En cas d'utilisation mixte d'un moyen d'exploitation, est-il possible de simplifier la gestion fiscale d'un tel bien en excluant définitivement de l'actif professionnel la fraction correspondant à l'usage privé, notamment lorsque cette exclusion existait avant l'entrée en vigueur de la sixième directive-TVA (N° Lexbase : L9279AU9) ? La CJCE rejette une telle faculté. Le 14 juillet 2005, elle a dit pour droit que : "Les articles 6, paragraphe 2, et 17, paragraphes 2 et 6, de la sixième directive 77/388/CEE du Conseil, du 17 mai 1977, en matière d'harmonisation des législations des Etats membres relatives aux taxes sur le chiffre d'affaires-Système commun de taxe sur la valeur ajoutée : assiette uniforme, telle que modifiée par la directive 95/7/CE du Conseil, du 10 avril 1995, doivent être interprétés en ce sens qu'ils s'opposent à une législation nationale telle que celle en cause au principal, adoptée avant l'entrée en vigueur de cette directive, qui ne permet pas à un assujetti d'affecter à son entreprise la totalité d'un bien d'investissement utilisé en partie pour les besoins de l'entreprise et en partie à des fins étrangères à celle-ci et, le cas échéant, de déduire intégralement et immédiatement la taxe sur la valeur ajoutée due sur l'acquisition d'un tel bien".
Avant comme après l'arrêt "Charles", l'usage mixte d'un bien professionnel ne s'oppose pas à la déduction intégrale de la TVA.

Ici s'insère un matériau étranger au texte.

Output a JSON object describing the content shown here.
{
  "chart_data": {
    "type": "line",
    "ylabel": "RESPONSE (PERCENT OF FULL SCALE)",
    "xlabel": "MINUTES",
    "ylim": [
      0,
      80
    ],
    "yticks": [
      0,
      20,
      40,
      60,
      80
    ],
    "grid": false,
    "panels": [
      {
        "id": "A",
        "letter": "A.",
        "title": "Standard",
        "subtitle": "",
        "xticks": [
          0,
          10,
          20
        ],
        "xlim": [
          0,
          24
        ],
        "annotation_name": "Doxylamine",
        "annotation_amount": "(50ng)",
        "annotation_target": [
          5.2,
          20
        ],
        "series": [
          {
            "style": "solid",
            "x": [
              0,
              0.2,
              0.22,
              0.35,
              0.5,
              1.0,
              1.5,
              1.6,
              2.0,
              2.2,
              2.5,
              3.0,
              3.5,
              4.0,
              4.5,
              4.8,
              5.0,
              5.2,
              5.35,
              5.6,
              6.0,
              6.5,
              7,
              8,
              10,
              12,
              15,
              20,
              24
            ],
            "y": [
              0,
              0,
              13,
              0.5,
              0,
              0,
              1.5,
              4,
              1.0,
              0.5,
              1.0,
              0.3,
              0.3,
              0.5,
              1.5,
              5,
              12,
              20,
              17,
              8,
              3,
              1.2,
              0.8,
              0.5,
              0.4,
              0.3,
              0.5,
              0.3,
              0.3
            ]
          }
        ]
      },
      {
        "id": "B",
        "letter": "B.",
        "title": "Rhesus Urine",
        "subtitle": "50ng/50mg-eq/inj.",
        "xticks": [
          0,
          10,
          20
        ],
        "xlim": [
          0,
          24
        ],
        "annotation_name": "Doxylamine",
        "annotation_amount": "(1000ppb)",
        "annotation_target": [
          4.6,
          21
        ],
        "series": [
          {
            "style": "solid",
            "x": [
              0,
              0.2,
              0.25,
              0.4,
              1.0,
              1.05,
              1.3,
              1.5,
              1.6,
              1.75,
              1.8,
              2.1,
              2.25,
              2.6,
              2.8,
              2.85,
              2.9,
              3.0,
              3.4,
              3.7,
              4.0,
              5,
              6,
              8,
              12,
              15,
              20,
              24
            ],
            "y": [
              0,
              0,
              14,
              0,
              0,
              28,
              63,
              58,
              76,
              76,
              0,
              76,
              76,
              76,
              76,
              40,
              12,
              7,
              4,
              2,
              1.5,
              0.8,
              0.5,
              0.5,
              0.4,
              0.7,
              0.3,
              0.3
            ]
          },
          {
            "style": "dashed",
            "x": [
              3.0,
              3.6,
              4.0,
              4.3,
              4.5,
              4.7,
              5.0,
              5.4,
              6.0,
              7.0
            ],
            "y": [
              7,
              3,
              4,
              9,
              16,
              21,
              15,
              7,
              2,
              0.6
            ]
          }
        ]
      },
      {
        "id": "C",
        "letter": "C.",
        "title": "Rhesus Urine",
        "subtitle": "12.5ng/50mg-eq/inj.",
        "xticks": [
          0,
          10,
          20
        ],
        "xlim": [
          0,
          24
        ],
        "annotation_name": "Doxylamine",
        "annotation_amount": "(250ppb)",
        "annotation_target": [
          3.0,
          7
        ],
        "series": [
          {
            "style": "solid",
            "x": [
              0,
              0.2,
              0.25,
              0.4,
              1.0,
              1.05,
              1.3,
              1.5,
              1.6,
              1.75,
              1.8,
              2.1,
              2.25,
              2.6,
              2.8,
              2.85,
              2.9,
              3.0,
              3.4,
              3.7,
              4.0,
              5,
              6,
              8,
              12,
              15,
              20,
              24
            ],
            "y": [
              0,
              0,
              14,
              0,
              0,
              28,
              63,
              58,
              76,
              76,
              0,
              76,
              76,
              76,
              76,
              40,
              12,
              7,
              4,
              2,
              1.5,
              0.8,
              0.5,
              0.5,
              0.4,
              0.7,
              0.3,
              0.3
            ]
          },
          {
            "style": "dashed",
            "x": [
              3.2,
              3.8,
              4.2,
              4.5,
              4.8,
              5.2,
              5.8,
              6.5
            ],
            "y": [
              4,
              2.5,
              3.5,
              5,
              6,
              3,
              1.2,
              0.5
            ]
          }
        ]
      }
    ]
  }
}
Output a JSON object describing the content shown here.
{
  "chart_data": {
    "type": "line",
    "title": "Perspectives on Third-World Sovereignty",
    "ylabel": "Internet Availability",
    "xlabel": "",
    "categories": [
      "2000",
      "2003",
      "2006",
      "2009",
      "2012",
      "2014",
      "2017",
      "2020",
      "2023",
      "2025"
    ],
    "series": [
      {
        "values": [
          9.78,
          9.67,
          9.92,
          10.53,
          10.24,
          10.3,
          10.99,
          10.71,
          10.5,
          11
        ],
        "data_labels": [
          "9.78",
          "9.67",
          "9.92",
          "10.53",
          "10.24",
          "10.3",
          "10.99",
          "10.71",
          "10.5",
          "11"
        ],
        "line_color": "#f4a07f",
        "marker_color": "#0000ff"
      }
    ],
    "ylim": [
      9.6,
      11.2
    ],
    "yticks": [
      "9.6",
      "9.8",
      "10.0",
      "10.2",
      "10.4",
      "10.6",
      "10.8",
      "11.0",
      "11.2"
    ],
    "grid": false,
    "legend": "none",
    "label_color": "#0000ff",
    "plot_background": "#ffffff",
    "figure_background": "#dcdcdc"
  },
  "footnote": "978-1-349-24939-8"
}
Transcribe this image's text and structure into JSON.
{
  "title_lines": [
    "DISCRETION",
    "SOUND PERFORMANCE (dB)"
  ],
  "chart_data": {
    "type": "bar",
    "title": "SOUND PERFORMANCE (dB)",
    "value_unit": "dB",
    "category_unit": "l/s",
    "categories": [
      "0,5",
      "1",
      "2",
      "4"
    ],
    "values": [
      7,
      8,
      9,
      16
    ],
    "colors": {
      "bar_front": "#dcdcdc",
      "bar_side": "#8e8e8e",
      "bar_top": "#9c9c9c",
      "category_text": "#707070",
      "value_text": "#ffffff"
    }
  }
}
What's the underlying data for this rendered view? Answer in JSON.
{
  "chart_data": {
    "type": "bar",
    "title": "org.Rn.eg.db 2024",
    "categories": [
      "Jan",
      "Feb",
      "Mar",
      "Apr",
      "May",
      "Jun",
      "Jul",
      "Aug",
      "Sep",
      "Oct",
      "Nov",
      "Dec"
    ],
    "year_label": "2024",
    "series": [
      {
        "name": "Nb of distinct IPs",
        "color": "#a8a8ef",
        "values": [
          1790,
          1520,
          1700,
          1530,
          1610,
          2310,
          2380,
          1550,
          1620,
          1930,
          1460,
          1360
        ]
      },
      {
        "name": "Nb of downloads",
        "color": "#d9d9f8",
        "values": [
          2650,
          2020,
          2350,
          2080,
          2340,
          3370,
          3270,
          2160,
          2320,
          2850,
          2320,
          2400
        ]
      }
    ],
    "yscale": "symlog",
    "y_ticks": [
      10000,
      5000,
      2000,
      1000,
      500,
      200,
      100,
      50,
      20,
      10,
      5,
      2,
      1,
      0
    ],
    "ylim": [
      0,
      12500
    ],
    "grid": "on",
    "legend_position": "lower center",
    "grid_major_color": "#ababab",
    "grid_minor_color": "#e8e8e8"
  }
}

1. L'usage privé d'un bien professionnel avant l'arrêt "Charles"

Le litige à l'origine de la saisine à titre préjudiciel de la CJCE oppose M. et Mme Charles à l'administration fiscale néerlandaise au sujet du refus de cette dernière de faire droit à leur demande de remboursement de la totalité de la TVA qu'ils ont acquittée au titre d'un bungalow de vacances faisant l'objet d'une location pour 87,5 % du temps d'utilisation et occupé à des fins privées pour 12,5 % de celui-ci.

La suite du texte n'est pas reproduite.